Talent tend to be more open to Super Bowl commercials than other campaigns throughout the year – even celebrities who normally are impossible ’gets’. It continues to be a prestigious campaign to book no matter the product category.

The hardest task is securing a talent who fits the brand equity and the marketing goals and is also within budget. Often this is within an expedited timeframe and over the holidays.

The next is getting the most value for the spend. Relationship-building with the celebrity and his or her representatives is key. If It’s a mutually beneficial relationship and the talent feels they’re being valued and treated with respect (and sometimes their creative views are being heard and utilized), they will want to help the brand drive home as much success as possible.

Caroline Reed, chief executive officer, Creed Consulting

The practical challenges that come with celebrity endorsements – cost, potential negative press, overshadowing the brand – are well known. But the benefits of selecting the right endorser can be a catapult to making a brand relevant to key consumers. Above all, people respond to endorsers who are authentic and trustworthy.

According to several market research studies, female endorsers are more authentic and trusted, yet male celebrity endorsements are more common. We advise advertisers that focusing on gender representation matters when considering celebrity endorsements to help their brands breakthrough in the crowd of messages.

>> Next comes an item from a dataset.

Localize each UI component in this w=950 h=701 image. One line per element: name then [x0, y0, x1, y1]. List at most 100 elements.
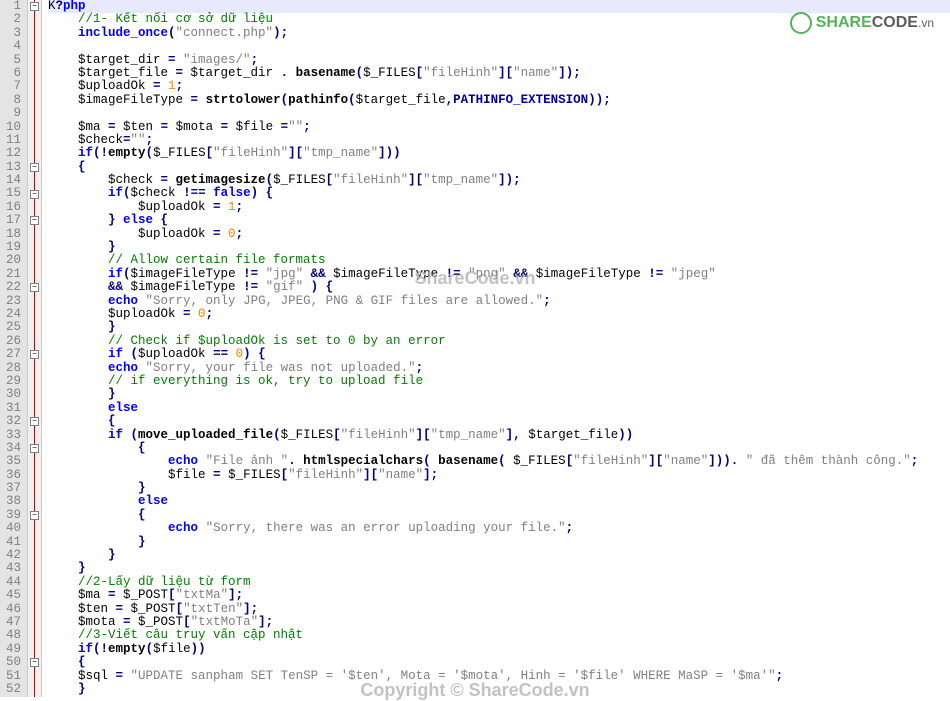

Bohb Blair, global chief experience officer, Starcom

One celebrity’s endorsement will never be as powerful as many. Increasingly, we live in an age where nobody agrees on anything – including their favorite celebrity. Cut that endorsement up into multiple smaller partners who subsets of your audience care about deeply. Whether you focus on your top three or top 300; in aggregate, you will have more impact. Also, don’t constrain partnerships to the confines of the ad. You can achieve more power by partnering on a shared social cause or collaborating on an aspect of your product. Tell stories about your partnership rather than filming a contrived message.